Of course, the left in the unions will need to continue to organise to put maximum pressure on the union leadership to translate mood and words into action, through calling strike ballots and launching a real campaign for a ‘yes’ vote, and fighting for unions to link up in a coordinated struggle over pay and funding; as well as ensuring that the government sticks to its original pledges on scrapping anti-union laws and improving workers’ rights.

The bosses’ CBI Federation blamed Starmer’s yet-to-be-implemented Employment Rights Bill for making the situation worse, showing that the capitalists are opposed to even its weak potential challenges to the likes of zero-hour contracts and fire and rehire.
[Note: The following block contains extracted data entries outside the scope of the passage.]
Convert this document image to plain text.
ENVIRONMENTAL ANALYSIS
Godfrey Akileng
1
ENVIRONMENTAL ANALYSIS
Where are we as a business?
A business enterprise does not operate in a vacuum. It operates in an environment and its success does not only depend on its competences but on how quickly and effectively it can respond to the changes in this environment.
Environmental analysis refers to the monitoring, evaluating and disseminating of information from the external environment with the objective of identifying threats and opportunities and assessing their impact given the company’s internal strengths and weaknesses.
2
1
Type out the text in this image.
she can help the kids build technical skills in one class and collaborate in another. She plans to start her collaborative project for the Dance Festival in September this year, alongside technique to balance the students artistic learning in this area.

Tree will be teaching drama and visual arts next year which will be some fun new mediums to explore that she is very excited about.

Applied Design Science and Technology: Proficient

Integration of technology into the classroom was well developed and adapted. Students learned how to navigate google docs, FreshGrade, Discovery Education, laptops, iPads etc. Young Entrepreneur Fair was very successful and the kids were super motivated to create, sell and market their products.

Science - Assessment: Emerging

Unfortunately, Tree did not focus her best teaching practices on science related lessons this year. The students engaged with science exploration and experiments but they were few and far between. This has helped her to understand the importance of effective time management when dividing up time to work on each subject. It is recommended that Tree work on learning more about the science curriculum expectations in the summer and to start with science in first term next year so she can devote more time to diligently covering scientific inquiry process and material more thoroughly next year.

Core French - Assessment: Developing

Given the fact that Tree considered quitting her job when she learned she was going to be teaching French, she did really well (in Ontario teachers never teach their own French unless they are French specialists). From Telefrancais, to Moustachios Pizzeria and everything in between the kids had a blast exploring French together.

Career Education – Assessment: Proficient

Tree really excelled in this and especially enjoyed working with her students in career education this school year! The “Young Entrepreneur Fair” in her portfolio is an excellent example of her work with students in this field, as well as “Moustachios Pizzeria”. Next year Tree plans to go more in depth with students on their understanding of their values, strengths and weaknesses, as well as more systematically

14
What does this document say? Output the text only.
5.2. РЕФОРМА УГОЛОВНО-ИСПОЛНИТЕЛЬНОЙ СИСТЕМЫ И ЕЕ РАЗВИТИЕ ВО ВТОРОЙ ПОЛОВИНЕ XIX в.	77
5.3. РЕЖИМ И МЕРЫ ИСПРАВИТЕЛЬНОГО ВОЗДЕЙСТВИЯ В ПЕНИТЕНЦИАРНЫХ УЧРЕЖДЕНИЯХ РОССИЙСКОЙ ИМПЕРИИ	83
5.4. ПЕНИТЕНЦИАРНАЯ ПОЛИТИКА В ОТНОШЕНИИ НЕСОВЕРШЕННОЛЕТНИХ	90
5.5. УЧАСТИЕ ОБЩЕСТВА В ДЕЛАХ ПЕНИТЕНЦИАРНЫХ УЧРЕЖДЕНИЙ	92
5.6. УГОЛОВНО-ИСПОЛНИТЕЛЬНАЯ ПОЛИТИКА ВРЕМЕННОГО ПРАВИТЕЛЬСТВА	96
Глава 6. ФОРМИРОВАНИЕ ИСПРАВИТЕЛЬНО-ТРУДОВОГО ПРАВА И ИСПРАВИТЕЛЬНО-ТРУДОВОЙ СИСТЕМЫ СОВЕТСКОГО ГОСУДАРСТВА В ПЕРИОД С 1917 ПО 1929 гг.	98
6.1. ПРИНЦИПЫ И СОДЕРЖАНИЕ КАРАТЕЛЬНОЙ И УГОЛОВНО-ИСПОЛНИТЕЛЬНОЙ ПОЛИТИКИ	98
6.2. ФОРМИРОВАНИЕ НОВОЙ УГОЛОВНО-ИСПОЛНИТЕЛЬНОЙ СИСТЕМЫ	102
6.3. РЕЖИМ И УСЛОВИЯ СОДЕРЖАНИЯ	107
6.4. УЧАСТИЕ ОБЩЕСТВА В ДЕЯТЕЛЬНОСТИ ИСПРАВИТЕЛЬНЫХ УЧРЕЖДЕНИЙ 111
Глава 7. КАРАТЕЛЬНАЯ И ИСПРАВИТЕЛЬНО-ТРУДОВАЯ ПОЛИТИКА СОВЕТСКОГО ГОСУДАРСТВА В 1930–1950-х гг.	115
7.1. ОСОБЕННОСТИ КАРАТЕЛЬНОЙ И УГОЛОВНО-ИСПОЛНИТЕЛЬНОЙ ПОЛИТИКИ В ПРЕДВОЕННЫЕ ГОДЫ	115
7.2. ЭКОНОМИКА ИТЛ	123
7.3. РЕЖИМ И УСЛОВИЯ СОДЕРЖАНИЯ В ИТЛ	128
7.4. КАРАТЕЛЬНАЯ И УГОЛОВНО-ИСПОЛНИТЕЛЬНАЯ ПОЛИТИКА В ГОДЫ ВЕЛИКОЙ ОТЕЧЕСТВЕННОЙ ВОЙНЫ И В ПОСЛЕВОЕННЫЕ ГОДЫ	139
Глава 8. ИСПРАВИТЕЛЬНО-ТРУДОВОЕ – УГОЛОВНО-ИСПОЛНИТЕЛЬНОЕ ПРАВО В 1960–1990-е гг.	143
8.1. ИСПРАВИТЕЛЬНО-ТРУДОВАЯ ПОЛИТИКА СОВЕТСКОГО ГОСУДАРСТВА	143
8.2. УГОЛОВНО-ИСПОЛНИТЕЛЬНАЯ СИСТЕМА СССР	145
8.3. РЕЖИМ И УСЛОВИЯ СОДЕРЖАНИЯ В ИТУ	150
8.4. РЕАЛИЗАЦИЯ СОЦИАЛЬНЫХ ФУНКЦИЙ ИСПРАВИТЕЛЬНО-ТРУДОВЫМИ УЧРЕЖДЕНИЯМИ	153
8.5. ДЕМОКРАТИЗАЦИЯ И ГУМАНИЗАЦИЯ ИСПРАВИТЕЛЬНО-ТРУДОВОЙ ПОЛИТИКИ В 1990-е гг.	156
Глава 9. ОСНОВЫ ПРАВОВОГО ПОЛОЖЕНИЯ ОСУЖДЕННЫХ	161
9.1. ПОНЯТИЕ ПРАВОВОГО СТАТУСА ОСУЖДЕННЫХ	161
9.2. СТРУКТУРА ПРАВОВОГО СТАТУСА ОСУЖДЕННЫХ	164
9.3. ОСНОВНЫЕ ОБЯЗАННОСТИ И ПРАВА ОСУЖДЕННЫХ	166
A victory for the left in upcoming union elections in civil service union PCS, Unison, and college and university union UCU will strengthen workers’ position in the battles that are looming with the employers and the Labour government.

The recent economic tremors in Britain – a prelude to greater storms here and internationally – and the Starmer government’s anti-working class response to them, will also help to accelerate workers questioning their unions’ ‘political partnership’ with Labour. The idea of standing and supporting workers’ candidates, of looking for political representatives that will promote workers’ interests, and creating a workers’ party that can fight for those both inside and outside parliament, will gain more of an echo and begin to take on flesh.

And as the ‘market madness’ has exposed – any workers’ party would need to organise around a programme that challenged the rotten capitalist system and outlined how a socialist alternative could be built.